-Comenzó adaptando canciones de Pretenders y Patti Smith. ¿Necesitaba dejar atrás ese molde anglo?
-Uno debe sentir que quiere hacerlo. La vida me la llevado a tener esa experiencia. Tenía mi grupo, Berlín Este, y un día me propusieron hacer algo en catalán para los premios Octubre. Canciones judías con las que viajé por Europa, Estados Unidos...
Información publicada en la página 80 de la sección de Televisión y Radio de la edición impresa del día 20 de junio de 2012 VER ARCHIVO (.PDF)
-Le fueron proponiendo cosas y usted iba aceptándolas...
-Sí, como el repertorio de trovadores. Sudé mucho, pensaba que era un horror. Y me dije: ¿es un horror porque no lo sé hacer o porque no me gusta? Esta es la clave; ahora, ante cada reto pienso: cuando sepa hacerlo, ya decidiré si me gusta o no.
-Lluís Llach tuvo un papel en sus inicios. ¿La encarriló?
-Vio mi repertorio judío y me apoyó. Fui telonera en su gira El pont de mar blava, en la que estaba enrolada Sílvia Comes. Allí nos conocimos,
-Y algo ocurrió.
-La vi actuar y me pareció diferente, un espectáculo en sí misma. Luego, personalmente, fue una relación bastante complicada; nos tuvimos que entender a través de la música.
-¿Qué les pasó?
-Hubo diferencias, pero más allá de todo eso, lo que hicimos fue convivir. La música nos lo puso así; fue una semilla. Yo le decía a ella que lo nuestro era como una xenofobia bien llevada...
-Qué poético...
-La música nos daba tanto, que a través de ella estábamos dispuestas a trabajar nuestra relación personal. Pero, al final, artísticamente estaba agotada. El primer disco funcionó, pero luego estábamos repitiendo la fórmula de trabajo, y ya no había aquel incentivo.
-Aquel repertorio ha quedado colgado en el tiempo. Ni Comes ni usted lo interpretan.
-Es cierto. Hoy cantaré dos piezas, El conte dels dos suïcides y Missatge. A mí me encantan esas canciones.

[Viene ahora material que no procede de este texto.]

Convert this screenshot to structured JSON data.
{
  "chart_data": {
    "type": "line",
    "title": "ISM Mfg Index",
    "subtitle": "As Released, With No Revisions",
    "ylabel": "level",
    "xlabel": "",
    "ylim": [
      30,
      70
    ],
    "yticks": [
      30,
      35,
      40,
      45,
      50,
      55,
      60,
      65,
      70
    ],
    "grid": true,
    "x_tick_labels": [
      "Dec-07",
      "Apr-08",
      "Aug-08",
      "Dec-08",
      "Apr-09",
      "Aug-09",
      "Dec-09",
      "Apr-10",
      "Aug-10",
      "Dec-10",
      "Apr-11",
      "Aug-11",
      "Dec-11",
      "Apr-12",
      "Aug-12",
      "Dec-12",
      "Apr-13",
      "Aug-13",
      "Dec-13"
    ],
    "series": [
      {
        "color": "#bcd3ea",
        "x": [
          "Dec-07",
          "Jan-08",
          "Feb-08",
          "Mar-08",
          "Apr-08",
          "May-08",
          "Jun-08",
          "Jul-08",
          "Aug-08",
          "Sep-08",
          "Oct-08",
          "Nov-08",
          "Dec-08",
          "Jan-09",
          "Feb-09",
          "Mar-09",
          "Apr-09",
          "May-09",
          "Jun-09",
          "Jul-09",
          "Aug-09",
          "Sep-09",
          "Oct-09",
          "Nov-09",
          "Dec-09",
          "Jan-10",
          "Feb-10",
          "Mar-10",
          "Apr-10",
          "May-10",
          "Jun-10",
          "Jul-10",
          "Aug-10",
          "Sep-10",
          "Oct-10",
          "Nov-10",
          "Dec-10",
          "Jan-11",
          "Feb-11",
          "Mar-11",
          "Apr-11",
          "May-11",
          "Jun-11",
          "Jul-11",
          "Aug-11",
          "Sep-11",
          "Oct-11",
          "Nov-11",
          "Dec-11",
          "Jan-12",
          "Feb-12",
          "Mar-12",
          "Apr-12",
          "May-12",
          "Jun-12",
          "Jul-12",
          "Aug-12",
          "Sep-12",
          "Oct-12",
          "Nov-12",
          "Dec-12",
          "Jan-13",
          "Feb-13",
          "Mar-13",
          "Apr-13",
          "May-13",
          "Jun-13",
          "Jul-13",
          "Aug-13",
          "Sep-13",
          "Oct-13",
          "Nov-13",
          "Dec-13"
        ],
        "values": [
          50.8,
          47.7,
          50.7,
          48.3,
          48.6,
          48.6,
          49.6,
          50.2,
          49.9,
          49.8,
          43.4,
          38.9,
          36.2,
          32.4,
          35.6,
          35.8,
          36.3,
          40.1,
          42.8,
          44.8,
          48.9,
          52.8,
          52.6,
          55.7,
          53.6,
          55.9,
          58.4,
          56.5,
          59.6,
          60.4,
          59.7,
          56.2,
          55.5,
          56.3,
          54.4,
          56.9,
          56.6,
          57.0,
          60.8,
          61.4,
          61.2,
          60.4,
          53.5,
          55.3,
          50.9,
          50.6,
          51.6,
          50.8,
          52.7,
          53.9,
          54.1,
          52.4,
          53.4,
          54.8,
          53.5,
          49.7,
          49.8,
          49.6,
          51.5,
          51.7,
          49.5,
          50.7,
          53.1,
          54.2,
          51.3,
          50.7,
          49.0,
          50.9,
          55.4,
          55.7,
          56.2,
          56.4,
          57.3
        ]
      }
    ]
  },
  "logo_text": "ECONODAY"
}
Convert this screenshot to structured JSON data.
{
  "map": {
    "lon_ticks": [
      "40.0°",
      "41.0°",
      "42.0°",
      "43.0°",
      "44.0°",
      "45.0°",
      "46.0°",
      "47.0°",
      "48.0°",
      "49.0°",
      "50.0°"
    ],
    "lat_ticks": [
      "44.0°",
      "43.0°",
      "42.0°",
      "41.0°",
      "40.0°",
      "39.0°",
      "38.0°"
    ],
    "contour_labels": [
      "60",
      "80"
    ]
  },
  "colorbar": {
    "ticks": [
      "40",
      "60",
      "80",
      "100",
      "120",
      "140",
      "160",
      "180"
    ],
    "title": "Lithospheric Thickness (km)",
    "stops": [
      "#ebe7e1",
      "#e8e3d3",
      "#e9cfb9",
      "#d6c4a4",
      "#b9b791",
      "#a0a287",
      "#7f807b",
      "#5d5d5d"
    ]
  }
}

-Su debut en solitario, Iaie, tuvo menos repercusión de la que merecía.
-Era ecléctico y pasaba por muchos lugares. Cuando acabé con Sílvia decidí que ya no me apetecía cantar más al amor de pareja, que cantaría al amor de tres o más. Luego entré en la crítica social con Els amants de Lilith. Y ahora, La cerimònia de la llum.
-Cada vez la vemos más mística.
-Si mística es despegada del suelo, no: cada vez soy más consciente de nuestra responsabilidad en nuestro espacio físico y espiritual. Nos hace falta otra espiritualidad, que sea transversal para una sociedad transversal. Por eso me alegra que Teresa Forcades esté en uno de los recitales. El monasterio de Sant Benet de Montserrat es un ejemplo de respeto a la singularidad de la persona.